Jetzt schiebt die Mutter Stress ohne Ende und ich kenne mich da nicht aus.
Es kam auch noch eine SMS von dem Absender, obwohl meine Mutter nicht weiter drauf eingegangen ist und da stand dann wieder, dass der Spaß 2 Euro + T-Mobile Leistungen kostet.

Stimmt das, oder muss meine Mutter jetzt irgendwas 'kündigen' oder ähnliches? 

Gruß
der Lou


----------



## TigerLou (28 Dezember 2008)

*AW: Mutter hat ein Problem*

Nanu, kann ich meinen Startbeitrag nicht editieren?

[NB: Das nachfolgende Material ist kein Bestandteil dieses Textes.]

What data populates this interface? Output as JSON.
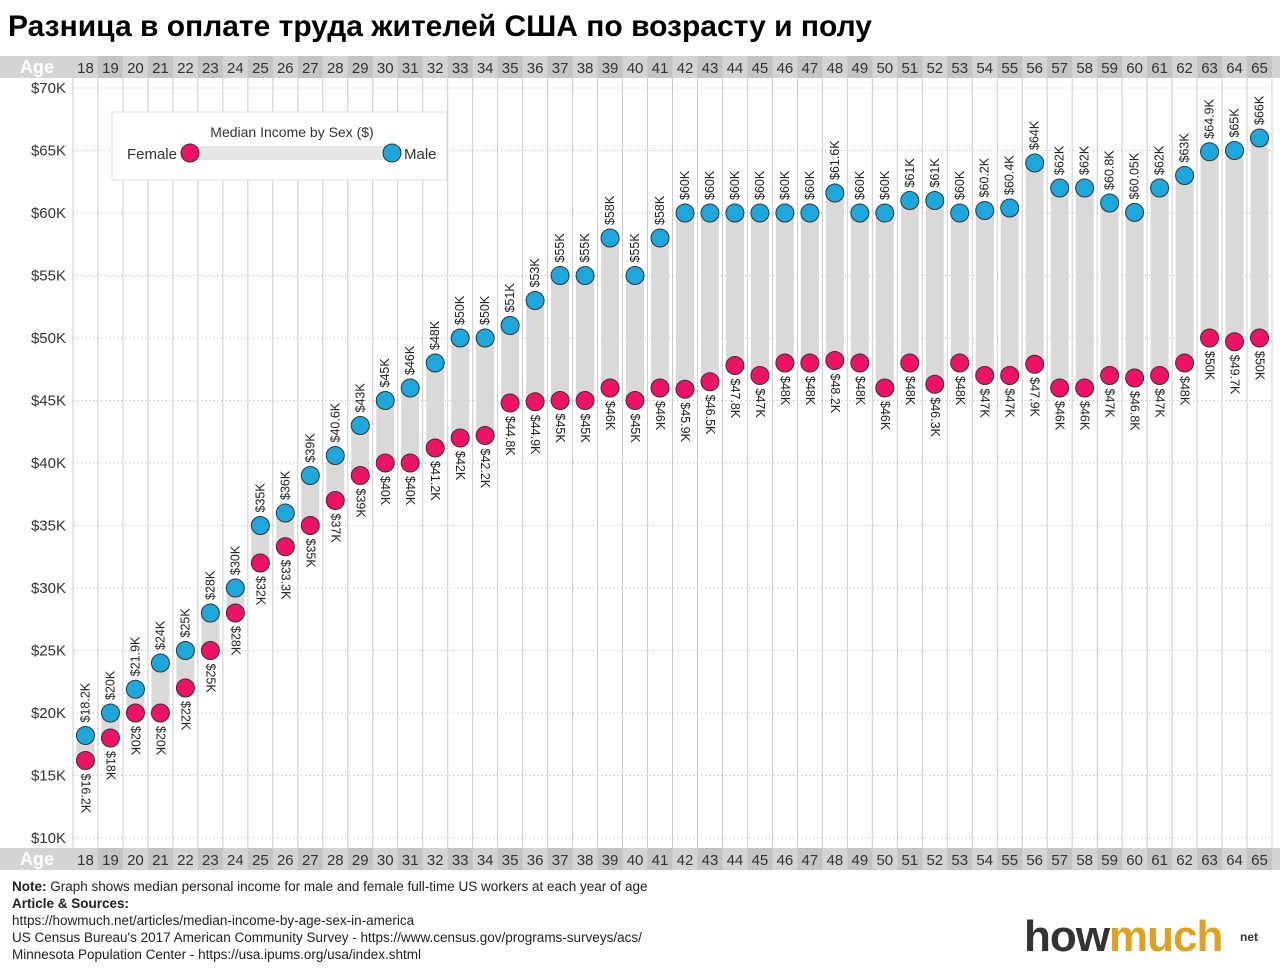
{
  "title": "Разница в оплате труда жителей США по возрасту и полу",
  "age_axis_label": "Age",
  "legend": {
    "title": "Median Income by Sex ($)",
    "female": "Female",
    "male": "Male"
  },
  "colors": {
    "female": "#ee1166",
    "male": "#1da8dd",
    "bar": "#d9d9d9",
    "band": "#d4d4d4"
  },
  "chart_data": {
    "type": "dumbbell",
    "xlabel": "Age",
    "ylim": [
      10000,
      70000
    ],
    "y_ticks": [
      "$10K",
      "$15K",
      "$20K",
      "$25K",
      "$30K",
      "$35K",
      "$40K",
      "$45K",
      "$50K",
      "$55K",
      "$60K",
      "$65K",
      "$70K"
    ],
    "categories": [
      "18",
      "19",
      "20",
      "21",
      "22",
      "23",
      "24",
      "25",
      "26",
      "27",
      "28",
      "29",
      "30",
      "31",
      "32",
      "33",
      "34",
      "35",
      "36",
      "37",
      "38",
      "39",
      "40",
      "41",
      "42",
      "43",
      "44",
      "45",
      "46",
      "47",
      "48",
      "49",
      "50",
      "51",
      "52",
      "53",
      "54",
      "55",
      "56",
      "57",
      "58",
      "59",
      "60",
      "61",
      "62",
      "63",
      "64",
      "65"
    ],
    "series": [
      {
        "name": "Male",
        "values": [
          18200,
          20000,
          21900,
          24000,
          25000,
          28000,
          30000,
          35000,
          36000,
          39000,
          40600,
          43000,
          45000,
          46000,
          48000,
          50000,
          50000,
          51000,
          53000,
          55000,
          55000,
          58000,
          55000,
          58000,
          60000,
          60000,
          60000,
          60000,
          60000,
          60000,
          61600,
          60000,
          60000,
          61000,
          61000,
          60000,
          60200,
          60400,
          64000,
          62000,
          62000,
          60800,
          60050,
          62000,
          63000,
          64900,
          65000,
          66000
        ],
        "labels": [
          "$18.2K",
          "$20K",
          "$21.9K",
          "$24K",
          "$25K",
          "$28K",
          "$30K",
          "$35K",
          "$36K",
          "$39K",
          "$40.6K",
          "$43K",
          "$45K",
          "$46K",
          "$48K",
          "$50K",
          "$50K",
          "$51K",
          "$53K",
          "$55K",
          "$55K",
          "$58K",
          "$55K",
          "$58K",
          "$60K",
          "$60K",
          "$60K",
          "$60K",
          "$60K",
          "$60K",
          "$61.6K",
          "$60K",
          "$60K",
          "$61K",
          "$61K",
          "$60K",
          "$60.2K",
          "$60.4K",
          "$64K",
          "$62K",
          "$62K",
          "$60.8K",
          "$60.05K",
          "$62K",
          "$63K",
          "$64.9K",
          "$65K",
          "$66K"
        ]
      },
      {
        "name": "Female",
        "values": [
          16200,
          18000,
          20000,
          20000,
          22000,
          25000,
          28000,
          32000,
          33300,
          35000,
          37000,
          39000,
          40000,
          40000,
          41200,
          42000,
          42200,
          44800,
          44900,
          45000,
          45000,
          46000,
          45000,
          46000,
          45900,
          46500,
          47800,
          47000,
          48000,
          48000,
          48200,
          48000,
          46000,
          48000,
          46300,
          48000,
          47000,
          47000,
          47900,
          46000,
          46000,
          47000,
          46800,
          47000,
          48000,
          50000,
          49700,
          50000
        ],
        "labels": [
          "$16.2K",
          "$18K",
          "$20K",
          "$20K",
          "$22K",
          "$25K",
          "$28K",
          "$32K",
          "$33.3K",
          "$35K",
          "$37K",
          "$39K",
          "$40K",
          "$40K",
          "$41.2K",
          "$42K",
          "$42.2K",
          "$44.8K",
          "$44.9K",
          "$45K",
          "$45K",
          "$46K",
          "$45K",
          "$46K",
          "$45.9K",
          "$46.5K",
          "$47.8K",
          "$47K",
          "$48K",
          "$48K",
          "$48.2K",
          "$48K",
          "$46K",
          "$48K",
          "$46.3K",
          "$48K",
          "$47K",
          "$47K",
          "$47.9K",
          "$46K",
          "$46K",
          "$47K",
          "$46.8K",
          "$47K",
          "$48K",
          "$50K",
          "$49.7K",
          "$50K"
        ]
      }
    ]
  },
  "footer": {
    "note_label": "Note:",
    "note_text": "Graph shows median personal income for male and female full-time US workers at each year of age",
    "sources_label": "Article & Sources:",
    "source_lines": [
      "https://howmuch.net/articles/median-income-by-age-sex-in-america",
      "US Census Bureau's 2017 American Community Survey - https://www.census.gov/programs-surveys/acs/",
      "Minnesota Population Center - https://usa.ipums.org/usa/index.shtml"
    ]
  },
  "brand": {
    "part1": "how",
    "part2": "much",
    "suffix": "net"
  }
}
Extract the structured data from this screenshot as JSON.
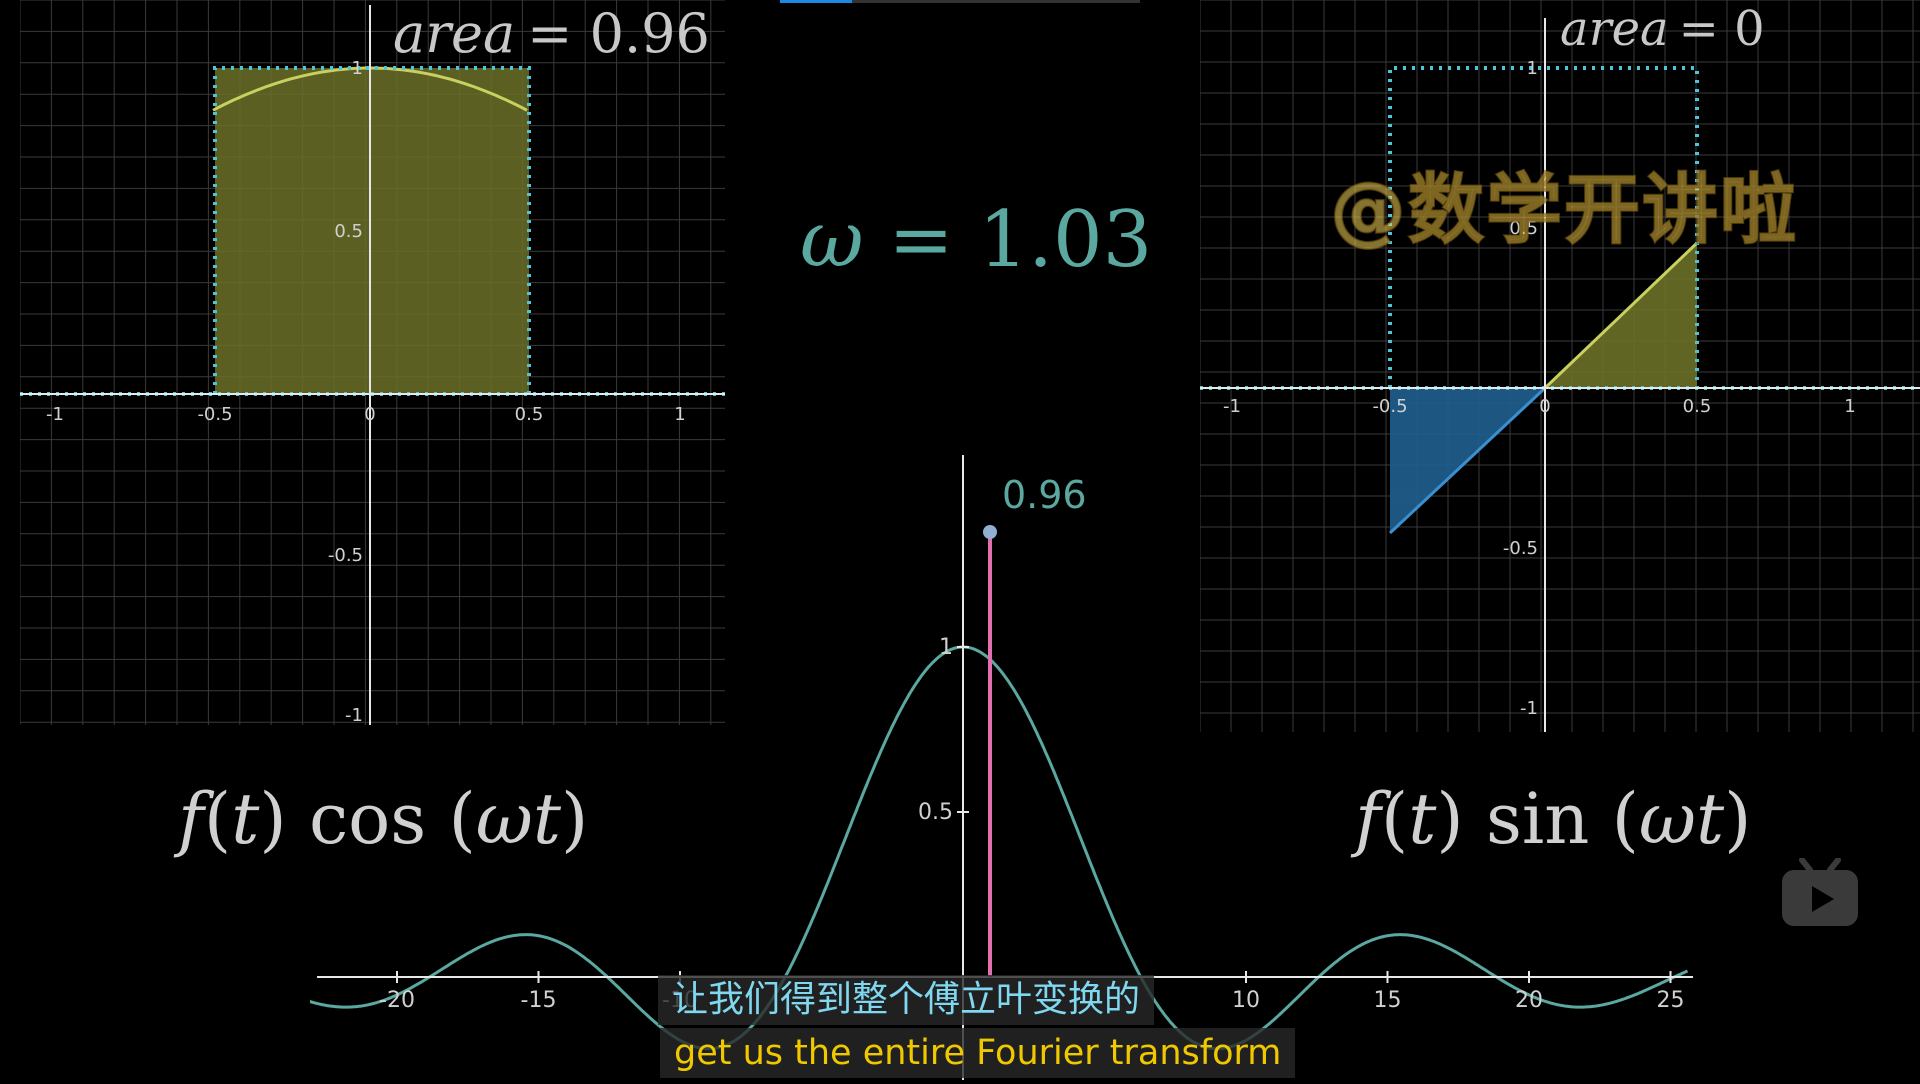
{
  "top_progress": {
    "played_fraction": 0.2
  },
  "left_panel": {
    "area_label": "area",
    "area_value": "= 0.96",
    "x_ticks": [
      "-1",
      "-0.5",
      "0",
      "0.5",
      "1"
    ],
    "y_ticks": [
      "1",
      "0.5",
      "-0.5",
      "-1"
    ]
  },
  "right_panel": {
    "area_label": "area",
    "area_value": "= 0",
    "x_ticks": [
      "-1",
      "-0.5",
      "0",
      "0.5",
      "1"
    ],
    "y_ticks": [
      "1",
      "0.5",
      "-0.5",
      "-1"
    ]
  },
  "omega": {
    "symbol": "ω",
    "equals": "= 1.03"
  },
  "center_panel": {
    "point_label": "0.96",
    "x_ticks": [
      "-20",
      "-15",
      "-10",
      "10",
      "15",
      "20",
      "25"
    ],
    "y_ticks": [
      "1",
      "0.5"
    ]
  },
  "formula_left": {
    "f": "f",
    "lp": "(",
    "t": "t",
    "rp": ")",
    "func": " cos (",
    "w": "ωt",
    "close": ")"
  },
  "formula_right": {
    "f": "f",
    "lp": "(",
    "t": "t",
    "rp": ")",
    "func": " sin (",
    "w": "ωt",
    "close": ")"
  },
  "watermark": "@数学开讲啦",
  "subtitles": {
    "zh": "让我们得到整个傅立叶变换的",
    "en": "get us the entire Fourier transform"
  },
  "colors": {
    "teal": "#5aa8a0",
    "yellow_fill": "#6b7028",
    "blue_fill": "#1f5f8f",
    "pink": "#e070b0",
    "dotted": "#4fc3d8"
  }
}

Also, hab mich umgesehen und es handelt sich wohl um diese Firma



> Carmunity.com GmbH
> Mary-Astell-Str. 2
> 28359 Bremen
> Nummer: 0421-6265200
> ...


Die letzte Nummer ist die Angesprochene.


----------



## TigerLou (30 Dezember 2008)

*AW: Mutter hat ein Problem*

Kommt hier nichts mehr?


----------



## Aka-Aka (30 Dezember 2008)

*AW: Mutter hat ein Problem*



TigerLou schrieb:


> Kommt hier nichts mehr?


Kategorie:SMS-Spam - Antispam.de


----------



## Unregistriert (9 Januar 2009)

*AW: Mutter hat ein Problem*

genau die gleiche ..... kam vor 10 min bei mir auch an!
weiß auch nicht was ich da jetzt machen soll!

keiner nen plan von???


----------



## KatzenHai (9 Januar 2009)

*AW: Mutter hat ein Problem*

Abwarten?

Mal sehen, was passiert? Ob jemand Geld will? Wer? Wieviel? Wann?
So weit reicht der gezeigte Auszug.